Automated Testing in games development

I work as a programmer in the boring, non game related industry, and there's something I've always wondered about what happens on the other side of the fence, as it where. Do game companies make use of Test Driven Development stuff such as unit testing, or do they rely entirely on manual QA testers?

In my work, if we release code with bugs in calculations, it can lead to some really nasty real world effects, such as someone building a multi-million pound wind farm in a place with no wind because a bug in our calculation told them it was going to be really windy (yes this has really happened). As a result, all our code goes through very rigorous automated unit tests every time it is built to ensure that whatever is released to the users is giving them the right answers.

Now, I know that game development doesn't need to be quite as rigorous as it isn't expected to precisely model the real world. However the reason I bring this up is the issue Elemental has had with the elemental shards not increasing the power of spells.
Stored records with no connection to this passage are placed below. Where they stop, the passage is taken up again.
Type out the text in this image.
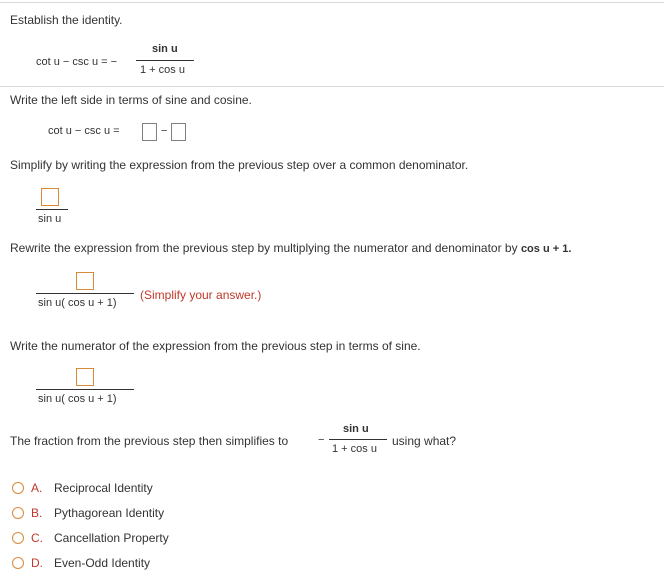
Establish the identity.
cot u − csc u = −
sin u
1 + cos u
Write the left side in terms of sine and cosine.
cot u − csc u =	−
Simplify by writing the expression from the previous step over a common denominator.
sin u
Rewrite the expression from the previous step by multiplying the numerator and denominator by cos u + 1.
sin u( cos u + 1)
(Simplify your answer.)
Write the numerator of the expression from the previous step in terms of sine.
sin u( cos u + 1)
The fraction from the previous step then simplifies to	−
sin u
1 + cos u
using what?
A. Reciprocal Identity
B. Pythagorean Identity
C. Cancellation Property
D. Even-Odd Identity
This is the sort of thing that would be really easy to encapsulate in a unit test, leading me to believe that either Stardock doesn't use unit testing, or that its coverage is really poor. While unit testing isn't going to help with UI issues, AI failures or memory leaks, it would certainly help with these small annoying little calculation errors that seem to crop up a lot in games (not just Elemental either).

Is it just because TDD is seen as 'boring' by games devs, who are too excited about putting in all the bells and whistles that they don't have the time to make sure that things actually work?

47,300 views 19 replies
Reply #1 Top

Depends on what you're testing for, who (company wise and position wise) is testing, and the resource available. Though in general, being that most games are fairly unique outside of long lived series and also under heavy resource and time constraints, usually any sort of automated testing is likely to take as much time to write up (on a massive scale) and implement over the course of development as manual testing. Remember as well that things tend to change - a right and wrong value can change from build to build as can how it's all figured out. Unlike other development cycles, video game development can tend to be fairly unique from project to project as opposed to other sorts of development. It's not like building a car where there's a foundation to build upon and fairly consistent from project to project.

 

At best, I usually hear about tracking of player actions (player looked at these coordinates for X secs) and other player metrics as opposed to trying to get a program to be a player and even then it's as much a matter of the developers sitting and watching as much as anything else. The only other times I can think of is when simulating something that simply can't be done by players such as network code (artificially inflating ping times and such) or something like soak testing where the point isn't to test something specific but just how the game handles as a whole.

 

Not to mention that dev tools and such are usually pretty unfriendly to begin with. And to misquote something, "Crunch time is a heck of a drug."; with the greater uncertainty involved in video game development and flow of money, resources can be scarce as can attention and energy. A notable game developer mentioned that it's a lot like having to re-invent yourself every other year - if you aren't focused on the next project, if you aren't doing something good... you're left in the dust and out of a job.

 

Not that it's an excuse. Just a reality. It's a pretty high pressure industry no matter how it may seem on the outside.

Reply #2 Top

There's several different problems when testing a game compared to an application. The two main ones being you'll see a much more diverse set of hardware in the field and of course testing can tell you whether the code is working, but it can't tell you whether what it's doing is any good. You might pick up shards aren't working properly, but you still don't know if the shard system as a whole works as a game mechanic.

 

 Although the customer expectation is a problem. When I worked at Sun we'd happily release 'unfinished' products to customers since they're paying for an X year license, and one of the most important aspects of the development cycle was getting customer feedback - we'd have an app which could potentially do X, Y, Z but you need your customers to tell you precisely which route(s) they'd like development to go down. You can't do that in the games industry unfortunately.

Reply #3 Top

Quoting Archonsod, reply 2
we'd have an app which could potentially do X, Y, Z but you need your customers to tell you precisely which route(s) they'd like development to go down. You can't do that in the games industry unfortunately.
End of Archonsod's quote

 

right now you can

 

there is internet, and forums you know :D

Reply #4 Top

Well personally I think that cutting out unit testing because it saves time is a false economy. Sure you save some upfront costs, but unit testing pays itself off many times over when things get to the debugging stage. Not only do they quickly tell you that something is wrong, but they can often lead you to the exact part of the code WHERE it went wrong.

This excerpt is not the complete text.